Capitolo 12
c'impegna sempre più sull'ulteriore conoscenza; e, come con altro
bellezze, noi pensiamo eccesso impossibile; è qui quel giudizio è
necessario, moderare e dirigere gli effetti di una causa eccellente. IO
applicherà questo ragionamento, attualmente non ad alcuna particolare virtù, ma
ad un'eccellenza che, per mancanza di giudizio, è la causa di spesso
effetti ridicoli e biasimevoli; Io voglio dire, la grande cultura; quale, se non
accompagnato con giudizio di suono, frequentemente ci porta in errore, orgoglio,
e la pignoleria. Come, io spero, Lei possiederà quell'eccellenza in suo massimo
estensione, ed ancora senza le sue debolezze troppo comuni, i suggerimenti che mio
l'esperienza può suggerire, non può essere probabilmente inutile a Lei.
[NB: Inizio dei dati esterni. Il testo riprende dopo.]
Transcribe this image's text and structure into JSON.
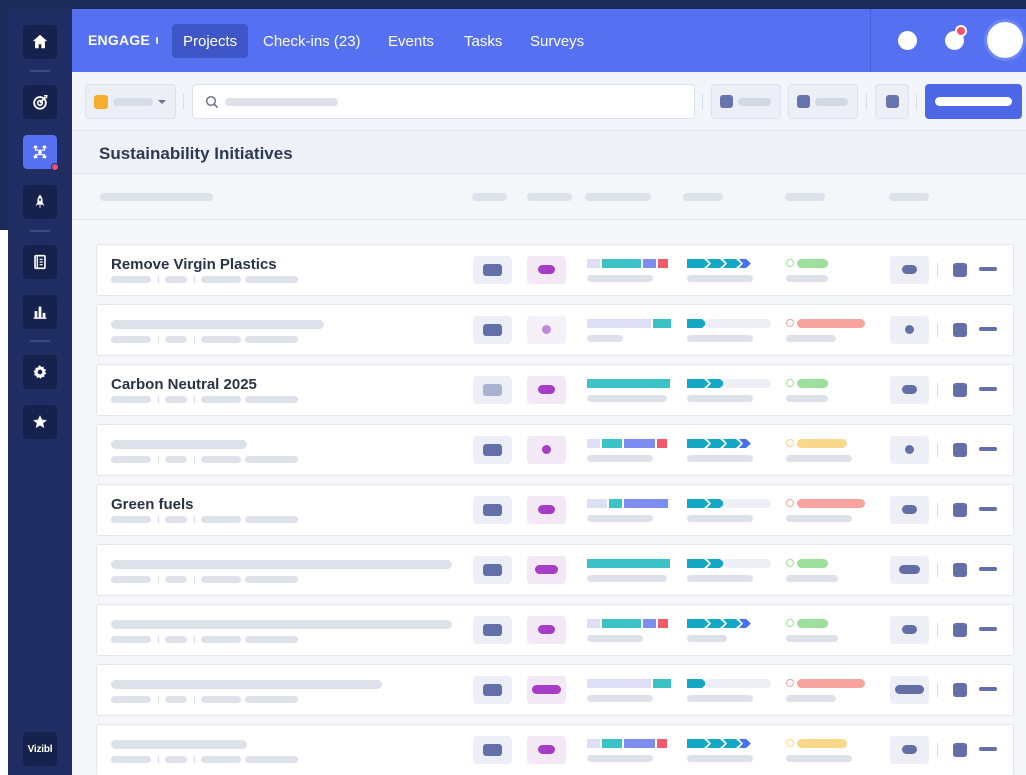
{
  "app": {
    "name": "ENGAGE",
    "brand": "Vizibl"
  },
  "header": {
    "tabs": [
      {
        "label": "Projects",
        "active": true
      },
      {
        "label": "Check-ins (23)",
        "active": false
      },
      {
        "label": "Events",
        "active": false
      },
      {
        "label": "Tasks",
        "active": false
      },
      {
        "label": "Surveys",
        "active": false
      }
    ]
  },
  "sidebar": {
    "items": [
      {
        "icon": "home-icon"
      },
      {
        "icon": "target-icon"
      },
      {
        "icon": "hierarchy-icon",
        "active": true
      },
      {
        "icon": "rocket-icon"
      },
      {
        "icon": "book-icon"
      },
      {
        "icon": "bar-chart-icon"
      },
      {
        "icon": "gear-icon"
      },
      {
        "icon": "star-icon"
      }
    ]
  },
  "section": {
    "title": "Sustainability Initiatives"
  },
  "colors": {
    "accent": "#5571f2",
    "sidebar": "#1f2d62",
    "teal": "#3cc3c7",
    "purple": "#a53dc6",
    "green": "#9de09b",
    "red": "#f7a39e",
    "yellow": "#f9d88a"
  },
  "rows": [
    {
      "title": "Remove Virgin Plastics"
    },
    {
      "title": ""
    },
    {
      "title": "Carbon Neutral 2025"
    },
    {
      "title": ""
    },
    {
      "title": "Green fuels"
    },
    {
      "title": ""
    },
    {
      "title": ""
    },
    {
      "title": ""
    },
    {
      "title": ""
    }
  ]
}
Degli uomini dotti, orgoglioso della loro conoscenza, solamente parli decidere, e
dia giudizio senza appello; la conseguenza di che è, quell'umanità,
provocato dall'insulto, e ferì dall'oppressione, rivolta; e, in
ordini scuotere via la tirannia, anche chiami l'autorità legale in
domanda. Il più che Lei sa, il modester che Lei dovrebbe essere: e (dal ciao)
quella modestia è il modo più sicuro di gratificare la Sua vanità. Anche dove Lei
è sicuro, sembri piuttosto dubbioso; rappresenti, ma non pronunci, e, se
Lei convincerebbe altri, sembri aperto alla condanna Lei.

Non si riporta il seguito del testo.